Connect: Raises oxytocin.

Contribute: Altruistic—get outside of yourself. Contribute to causes without self gain. Contributing feeds into a sense of purpose or Ikaigi

Cope: Manage your environment. Sleep. Reduce screen time. Exercise. Cope raises endorphins, increases BDNF (Brain-Derived Neurotrophic Hormone) and connects neurons.

Cook: Ensures your genes and the proteins they produce have the food. Cook information they need to function.

Learn more about the Four C’s here


Key Take-Aways

  • Your moods and mental health are intimately connected to your genes via chemicals called neurotransmitters or brain hormones.

  • Genes encode for enzymes needed to create the receptors and supporting molecules for your neurotransmitters.

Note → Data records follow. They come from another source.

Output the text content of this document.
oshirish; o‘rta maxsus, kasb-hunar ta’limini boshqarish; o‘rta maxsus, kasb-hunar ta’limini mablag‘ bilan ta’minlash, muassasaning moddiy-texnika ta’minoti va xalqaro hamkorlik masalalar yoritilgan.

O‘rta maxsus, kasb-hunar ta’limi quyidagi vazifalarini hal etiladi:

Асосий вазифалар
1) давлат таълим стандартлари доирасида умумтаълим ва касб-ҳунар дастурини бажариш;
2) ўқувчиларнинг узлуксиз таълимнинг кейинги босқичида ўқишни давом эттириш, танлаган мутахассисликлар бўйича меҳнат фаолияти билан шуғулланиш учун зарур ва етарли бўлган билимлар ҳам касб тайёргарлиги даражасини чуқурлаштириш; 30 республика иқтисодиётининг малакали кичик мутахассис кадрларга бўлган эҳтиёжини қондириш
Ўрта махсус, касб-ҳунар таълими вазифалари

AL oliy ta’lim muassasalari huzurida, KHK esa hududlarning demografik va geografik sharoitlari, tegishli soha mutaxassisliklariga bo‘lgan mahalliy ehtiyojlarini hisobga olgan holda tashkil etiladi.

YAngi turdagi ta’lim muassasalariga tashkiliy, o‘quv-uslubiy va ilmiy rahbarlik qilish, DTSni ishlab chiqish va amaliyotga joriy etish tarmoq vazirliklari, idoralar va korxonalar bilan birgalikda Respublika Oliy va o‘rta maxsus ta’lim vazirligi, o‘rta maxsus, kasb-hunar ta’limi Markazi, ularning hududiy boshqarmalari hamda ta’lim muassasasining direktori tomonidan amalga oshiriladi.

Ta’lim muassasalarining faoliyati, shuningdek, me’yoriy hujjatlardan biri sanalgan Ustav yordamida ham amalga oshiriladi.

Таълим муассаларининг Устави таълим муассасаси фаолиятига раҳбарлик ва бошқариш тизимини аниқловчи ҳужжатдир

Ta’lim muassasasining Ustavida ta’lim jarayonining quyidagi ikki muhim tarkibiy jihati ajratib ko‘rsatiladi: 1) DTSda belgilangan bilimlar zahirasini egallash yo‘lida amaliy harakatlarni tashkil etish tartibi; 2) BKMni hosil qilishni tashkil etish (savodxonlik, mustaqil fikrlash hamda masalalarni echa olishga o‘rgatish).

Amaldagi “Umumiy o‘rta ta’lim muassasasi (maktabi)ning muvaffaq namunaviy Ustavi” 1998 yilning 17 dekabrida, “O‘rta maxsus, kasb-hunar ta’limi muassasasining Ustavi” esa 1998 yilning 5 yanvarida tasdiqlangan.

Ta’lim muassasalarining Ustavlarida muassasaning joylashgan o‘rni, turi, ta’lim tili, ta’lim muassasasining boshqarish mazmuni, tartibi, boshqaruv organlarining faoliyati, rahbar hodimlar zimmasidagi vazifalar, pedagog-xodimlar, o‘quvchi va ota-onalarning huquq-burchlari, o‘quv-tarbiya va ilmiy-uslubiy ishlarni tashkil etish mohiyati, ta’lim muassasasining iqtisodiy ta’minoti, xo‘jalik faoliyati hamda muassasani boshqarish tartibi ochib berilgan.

Gene variants can impact the effectiveness of your neurotransmitters

  • Nutrients can impact your ability to make and break down dopamine.

  • Stress and nutrient insufficiencies can cause a traffic jam among your catecholamines, contributing to your anxiety levels, mood swings and sleep disruption


MEDICAL DISCLAIMER: If you are struggling with mood, anxiety, sleep disruptions, or feeling depressed, it is really important that you talk with a licensed healthcare provider, behavioral therapist or your doctor. These individuals have the expertise to support and assist you. Do not wait.